Procrastination and Newton’s Law of Inertia.

Tips for Getting Out of a Workplace Slump.

Newton’s first law states that “an object at rest stays at rest, and an object in motion stays in motion, unless acted upon by an outside force.” This is the Law of Inertia, likely a law you have not thought about since graduating high school. But, today we take a trip back to your Physics lab, because the law of inertia may surprise you with its relevance to productivity in your public relations position, and procrastination.

We have all been “an object at rest, staying at rest.” At some point, everyone has experienced procrastination, burnout, fear of failure, or stress to the point of not knowing where to start. Research from the American Psychological Association found that everyone procrastinates, and up to 20% of adults are chronic procrastinators. Maybe you’ve been meaning to look into that new technological solution, build your LinkedIn network, redesign your website, or clear your inbox. By putting it off over and over again, we subconsciously build up a task in our minds to something that feels monumental. 

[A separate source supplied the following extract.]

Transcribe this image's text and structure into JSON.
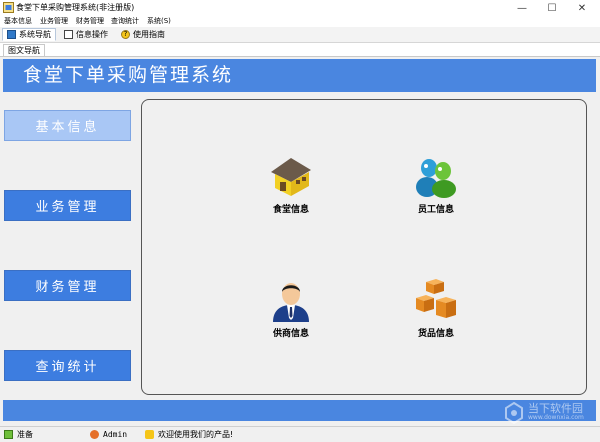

The first step is to assess if the task is truly necessary. Maybe reorganizing your desk drawer is not a priority during a busy work season, and that’s okay. Write down a date in your calendar that you will start that task, and move on. But, if this task has been nagging at you, inducing guilt and stress, and side-eying you every time you log in to work, it’s time to deal with it!

Next, analyze the root of procrastination. Procrastination is actually less about productivity and more about managing your emotions. Our brains are wired to do what is easiest and protect ourselves from perceived danger: in this case, an undesirable task. It is possible that deep down the reason we are putting it off is imposter syndrome, insecurity or self-doubt. This is why a solution must start internally. We have to forgive ourselves and build up confidence in our abilities. 

A study that was conducted in 2012 examined the relationship between procrastination, stress, and self-compassion. Results revealed procrastinators tend to have high stress and low self-compassion, suggesting that self-compassion provides “a buffer against negative reactions to self-relevant events.” Quit shaming yourself for your past procrastination. Inertia was working against you. With this weight off your shoulders, you can begin to tackle that influencer research task with a positive attitude. 

One great strategy for starting a new task is putting on “blinders” and focusing only on the next action. This allows for “a layer of self-deception,” according to Dr. Tim Pychyl, professor of Psychology and member of the Procrastination Research Group at Carleton University in Ottawa. You may have heard the saying, “there is only one way to eat an elephant: a bite at a time.” This approach takes that idea a step further by concentrating solely on what we can accomplish right now, thus alleviating some pressure.

Sign up for that digital marketing course today; schedule a networking coffee meeting; start typing a draft of the case study. Don’t get too far ahead of yourself. Just take that first action and start moving forward. You may find it is not as hard as you thought. It will get easier, because as Newton taught us, “an object in motion stays in motion.”